Building on the transformation of patients into ‘healthcare consumers’, Elo notes the increased expectations of health service users who have become well used to an intuitive, streamlined digital experience during retail transactions. They bring these expectations to their healthcare choices – and this can make interactive technology a strategic investment when it comes to improving patient and staff engagement.

Why it matters

“To increase patient engagement, it’s important to connect with patients at key touchpoints prior to their arrival and at the healthcare facility,” explains the company in its eBook. “On the provider’s side, it’s important to implement technology that supports a delivery of care that exceeds customer expectations. From patient registration and nurse stations to medical devices and telehealth, touchscreen solutions streamline administration and enhance the patient experience.”

According to Elo, a self-service touchscreen can be a gateway to both patient engagement and efficiency gains for a healthcare facility. The patient can check in and provide a comprehensive range of pre-consultation information – they can even complete consent and health status forms – while helping the clinic or hospital to carry out initial triage.

For clinicians, these devices can reduce keyboard dependence for EMR access – allowing a nurse to update a patient record on the spot, for example, and making patient handovers more accurate. They also help medical professionals to collaborate around a patient’s record, including fresh test results or radiology reports, whether they are in the ward or the operating theatre. Furthermore, they can provide interactive interfaces for medical devices. And in the pharmacy, they can help prescriptions to be fulfilled and checked more accurately and quickly.

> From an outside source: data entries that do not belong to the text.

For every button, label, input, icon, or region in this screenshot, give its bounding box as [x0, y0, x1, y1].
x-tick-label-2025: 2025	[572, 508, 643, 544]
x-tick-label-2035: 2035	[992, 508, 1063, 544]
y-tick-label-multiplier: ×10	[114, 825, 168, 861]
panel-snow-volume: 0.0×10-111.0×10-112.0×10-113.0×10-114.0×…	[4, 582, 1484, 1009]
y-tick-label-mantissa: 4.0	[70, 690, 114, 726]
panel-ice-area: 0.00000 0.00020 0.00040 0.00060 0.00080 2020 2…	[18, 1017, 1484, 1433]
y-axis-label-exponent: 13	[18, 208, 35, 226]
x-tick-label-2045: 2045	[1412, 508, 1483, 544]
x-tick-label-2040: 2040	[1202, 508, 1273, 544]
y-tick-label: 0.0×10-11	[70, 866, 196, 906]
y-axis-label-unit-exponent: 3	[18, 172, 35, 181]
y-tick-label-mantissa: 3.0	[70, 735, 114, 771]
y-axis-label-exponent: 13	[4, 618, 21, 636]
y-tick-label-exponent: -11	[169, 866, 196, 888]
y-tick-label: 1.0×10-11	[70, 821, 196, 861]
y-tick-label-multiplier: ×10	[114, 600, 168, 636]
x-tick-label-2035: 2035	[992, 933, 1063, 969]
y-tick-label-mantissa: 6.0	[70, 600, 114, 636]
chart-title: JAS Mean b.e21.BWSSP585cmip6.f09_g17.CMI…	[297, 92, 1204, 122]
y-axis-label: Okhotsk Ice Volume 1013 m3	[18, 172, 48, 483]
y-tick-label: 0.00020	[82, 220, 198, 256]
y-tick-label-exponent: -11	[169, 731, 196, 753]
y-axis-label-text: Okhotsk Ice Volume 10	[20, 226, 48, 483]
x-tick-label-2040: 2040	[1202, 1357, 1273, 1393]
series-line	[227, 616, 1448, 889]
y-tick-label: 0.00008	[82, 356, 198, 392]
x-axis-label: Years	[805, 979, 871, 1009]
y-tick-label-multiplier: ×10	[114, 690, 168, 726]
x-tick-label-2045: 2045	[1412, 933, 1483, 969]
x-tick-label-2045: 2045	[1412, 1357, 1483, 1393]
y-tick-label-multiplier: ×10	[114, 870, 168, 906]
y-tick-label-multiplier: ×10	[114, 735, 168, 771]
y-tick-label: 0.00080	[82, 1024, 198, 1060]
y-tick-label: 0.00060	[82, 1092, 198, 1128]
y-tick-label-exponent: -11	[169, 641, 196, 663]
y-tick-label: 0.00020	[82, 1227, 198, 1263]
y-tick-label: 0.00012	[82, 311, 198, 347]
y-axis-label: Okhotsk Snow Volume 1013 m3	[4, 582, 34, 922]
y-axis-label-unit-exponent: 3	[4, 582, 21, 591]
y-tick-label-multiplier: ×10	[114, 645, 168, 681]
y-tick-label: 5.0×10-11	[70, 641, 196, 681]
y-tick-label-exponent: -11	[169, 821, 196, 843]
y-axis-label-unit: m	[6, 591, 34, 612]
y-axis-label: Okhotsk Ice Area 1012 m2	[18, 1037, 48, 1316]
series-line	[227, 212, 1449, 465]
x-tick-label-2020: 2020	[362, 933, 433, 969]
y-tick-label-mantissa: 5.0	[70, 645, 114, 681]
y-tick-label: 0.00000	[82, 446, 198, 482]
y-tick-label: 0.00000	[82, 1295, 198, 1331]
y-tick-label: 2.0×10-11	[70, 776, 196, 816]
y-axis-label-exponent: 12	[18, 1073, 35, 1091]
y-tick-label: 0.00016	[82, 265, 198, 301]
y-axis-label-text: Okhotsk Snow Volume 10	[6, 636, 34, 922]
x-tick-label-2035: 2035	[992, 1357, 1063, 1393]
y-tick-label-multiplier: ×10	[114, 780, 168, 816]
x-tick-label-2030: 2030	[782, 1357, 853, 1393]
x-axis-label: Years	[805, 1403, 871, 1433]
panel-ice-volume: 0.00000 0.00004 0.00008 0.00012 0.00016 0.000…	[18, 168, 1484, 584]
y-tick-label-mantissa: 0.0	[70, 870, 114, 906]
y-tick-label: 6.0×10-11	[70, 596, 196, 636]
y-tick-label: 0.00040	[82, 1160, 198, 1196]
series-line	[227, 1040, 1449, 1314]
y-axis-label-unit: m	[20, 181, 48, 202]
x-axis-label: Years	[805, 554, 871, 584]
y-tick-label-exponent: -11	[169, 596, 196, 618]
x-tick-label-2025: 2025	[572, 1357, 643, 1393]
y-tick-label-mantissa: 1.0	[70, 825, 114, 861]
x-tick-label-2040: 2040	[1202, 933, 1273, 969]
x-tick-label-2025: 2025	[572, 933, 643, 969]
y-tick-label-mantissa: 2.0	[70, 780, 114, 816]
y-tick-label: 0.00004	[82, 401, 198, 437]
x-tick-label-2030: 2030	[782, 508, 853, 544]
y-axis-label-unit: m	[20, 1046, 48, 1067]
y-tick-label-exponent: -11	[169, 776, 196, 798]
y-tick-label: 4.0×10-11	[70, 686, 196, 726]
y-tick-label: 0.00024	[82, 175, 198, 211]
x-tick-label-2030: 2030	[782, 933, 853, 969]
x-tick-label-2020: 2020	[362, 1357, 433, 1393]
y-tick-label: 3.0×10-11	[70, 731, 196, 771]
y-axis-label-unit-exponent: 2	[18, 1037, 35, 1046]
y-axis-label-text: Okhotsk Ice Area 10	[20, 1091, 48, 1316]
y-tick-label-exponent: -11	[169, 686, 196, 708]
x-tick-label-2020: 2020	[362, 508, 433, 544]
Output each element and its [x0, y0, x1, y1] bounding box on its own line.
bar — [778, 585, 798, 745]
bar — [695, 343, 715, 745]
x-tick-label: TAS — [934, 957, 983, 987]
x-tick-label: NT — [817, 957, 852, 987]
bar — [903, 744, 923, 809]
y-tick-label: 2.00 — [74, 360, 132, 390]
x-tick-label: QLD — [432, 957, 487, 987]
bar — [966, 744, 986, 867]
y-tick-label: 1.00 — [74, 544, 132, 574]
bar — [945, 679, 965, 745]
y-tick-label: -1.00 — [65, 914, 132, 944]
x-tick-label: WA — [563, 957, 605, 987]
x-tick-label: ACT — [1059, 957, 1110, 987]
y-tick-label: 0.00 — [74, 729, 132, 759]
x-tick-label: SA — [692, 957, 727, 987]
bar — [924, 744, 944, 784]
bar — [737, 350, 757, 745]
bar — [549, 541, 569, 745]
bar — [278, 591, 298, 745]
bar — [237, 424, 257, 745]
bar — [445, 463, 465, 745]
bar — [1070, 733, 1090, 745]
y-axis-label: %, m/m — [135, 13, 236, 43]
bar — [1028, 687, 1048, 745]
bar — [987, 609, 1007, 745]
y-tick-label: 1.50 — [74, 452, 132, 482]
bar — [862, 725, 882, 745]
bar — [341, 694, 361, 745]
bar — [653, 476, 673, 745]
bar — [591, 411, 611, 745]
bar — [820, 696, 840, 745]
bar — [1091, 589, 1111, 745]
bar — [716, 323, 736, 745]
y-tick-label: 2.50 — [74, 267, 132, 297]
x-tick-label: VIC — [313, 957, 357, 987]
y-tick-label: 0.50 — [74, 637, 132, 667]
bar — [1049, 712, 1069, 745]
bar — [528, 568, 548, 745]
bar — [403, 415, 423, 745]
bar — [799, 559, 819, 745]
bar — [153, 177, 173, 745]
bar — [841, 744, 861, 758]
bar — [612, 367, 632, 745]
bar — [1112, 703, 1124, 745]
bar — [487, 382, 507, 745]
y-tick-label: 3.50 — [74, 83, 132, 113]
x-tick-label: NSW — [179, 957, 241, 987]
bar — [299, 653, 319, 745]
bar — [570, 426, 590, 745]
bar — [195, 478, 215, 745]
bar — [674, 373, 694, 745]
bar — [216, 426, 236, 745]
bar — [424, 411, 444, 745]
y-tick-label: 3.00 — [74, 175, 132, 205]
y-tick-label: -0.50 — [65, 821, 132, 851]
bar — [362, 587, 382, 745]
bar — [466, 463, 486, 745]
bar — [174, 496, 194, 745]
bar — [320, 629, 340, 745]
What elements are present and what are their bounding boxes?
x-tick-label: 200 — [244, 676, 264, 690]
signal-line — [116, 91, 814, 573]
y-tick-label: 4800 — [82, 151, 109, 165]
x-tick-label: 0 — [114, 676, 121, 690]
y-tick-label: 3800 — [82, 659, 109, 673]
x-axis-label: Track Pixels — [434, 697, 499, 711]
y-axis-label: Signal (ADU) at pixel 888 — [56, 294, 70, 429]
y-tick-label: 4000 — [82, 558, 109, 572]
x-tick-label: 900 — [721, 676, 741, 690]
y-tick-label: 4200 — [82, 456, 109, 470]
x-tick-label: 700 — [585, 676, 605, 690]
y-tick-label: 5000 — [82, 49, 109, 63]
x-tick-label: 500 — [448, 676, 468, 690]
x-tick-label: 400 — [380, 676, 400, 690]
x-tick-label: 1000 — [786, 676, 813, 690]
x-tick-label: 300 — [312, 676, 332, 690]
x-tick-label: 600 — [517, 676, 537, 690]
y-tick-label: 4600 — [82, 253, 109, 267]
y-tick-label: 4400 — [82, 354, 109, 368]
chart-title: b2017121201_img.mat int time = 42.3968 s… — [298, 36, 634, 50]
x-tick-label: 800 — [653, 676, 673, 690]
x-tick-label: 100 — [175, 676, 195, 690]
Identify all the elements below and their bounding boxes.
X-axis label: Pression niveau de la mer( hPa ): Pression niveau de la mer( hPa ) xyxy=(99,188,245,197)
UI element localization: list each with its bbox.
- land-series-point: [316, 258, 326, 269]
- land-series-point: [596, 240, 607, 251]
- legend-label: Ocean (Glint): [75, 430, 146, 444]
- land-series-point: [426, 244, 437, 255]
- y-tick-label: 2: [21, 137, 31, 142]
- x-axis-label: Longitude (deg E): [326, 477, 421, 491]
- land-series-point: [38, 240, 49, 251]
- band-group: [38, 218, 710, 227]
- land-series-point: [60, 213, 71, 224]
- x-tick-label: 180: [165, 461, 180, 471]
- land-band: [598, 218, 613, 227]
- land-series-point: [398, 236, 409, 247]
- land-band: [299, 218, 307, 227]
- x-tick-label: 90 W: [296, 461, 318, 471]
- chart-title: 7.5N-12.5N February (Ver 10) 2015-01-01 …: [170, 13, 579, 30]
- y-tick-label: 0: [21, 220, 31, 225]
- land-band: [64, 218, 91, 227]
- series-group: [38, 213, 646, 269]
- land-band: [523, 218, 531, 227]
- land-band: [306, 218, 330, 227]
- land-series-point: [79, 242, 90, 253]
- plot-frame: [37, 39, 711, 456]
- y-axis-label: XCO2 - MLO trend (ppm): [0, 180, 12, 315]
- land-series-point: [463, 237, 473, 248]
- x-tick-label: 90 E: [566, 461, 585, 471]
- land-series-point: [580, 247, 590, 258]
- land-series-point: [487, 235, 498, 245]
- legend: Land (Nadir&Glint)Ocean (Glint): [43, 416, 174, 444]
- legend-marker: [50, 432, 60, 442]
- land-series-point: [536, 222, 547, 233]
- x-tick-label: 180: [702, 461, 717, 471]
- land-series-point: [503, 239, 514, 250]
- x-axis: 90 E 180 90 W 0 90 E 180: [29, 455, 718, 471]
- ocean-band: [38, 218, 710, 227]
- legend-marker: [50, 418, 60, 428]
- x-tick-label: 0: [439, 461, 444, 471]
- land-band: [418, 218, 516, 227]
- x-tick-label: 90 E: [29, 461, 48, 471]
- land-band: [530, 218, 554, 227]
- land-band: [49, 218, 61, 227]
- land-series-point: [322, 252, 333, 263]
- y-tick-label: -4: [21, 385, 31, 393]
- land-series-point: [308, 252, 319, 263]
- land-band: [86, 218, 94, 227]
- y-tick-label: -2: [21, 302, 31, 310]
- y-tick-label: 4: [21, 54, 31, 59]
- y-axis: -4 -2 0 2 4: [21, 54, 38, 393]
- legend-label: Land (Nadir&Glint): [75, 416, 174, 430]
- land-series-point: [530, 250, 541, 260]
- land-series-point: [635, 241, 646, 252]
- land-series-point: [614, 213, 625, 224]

By enabling more streamlined workflows across the facility, touchscreens can free care givers to focus on patient care.

“With interactive technologies supporting capacity management, healthcare organisations can streamline staffing and better plan for patient admissions, discharges and transfers, ensuring future business requirements are met in a cost-effective manner,” Elo suggests.

The bigger picture

Touchscreens can also play an important role in the advancement of telehealth. The concept of the telemedicine cart with its integrated cameras, touch displays and network access, means that geography or location are no longer a barrier to collaboration between clinicians, physicians and specialists.

“Telehealth improves the quality, speed and accessibility of health care, increases efficiency and knowledge exchange, and enhances overall healthcare management,” says Elo. “This way, these solutions speed up treatments by improving the patient’s care process and treatment recommendations.”

On the record

Rick Resnick, CEO of healthcare software solution provider LifeMed ID, said the company has found the use of Elo touchscreen self-service kiosks to be highly productive for healthcare environments.

“Patients are demanding self-service tools as a method of interaction with their healthcare provider at different points in the care journey,” he added. LifeMed ID selected Elo because of their modern, modular platform which enables highly utilised touchpoints to initiate that care journey once inside the healthcare facility.”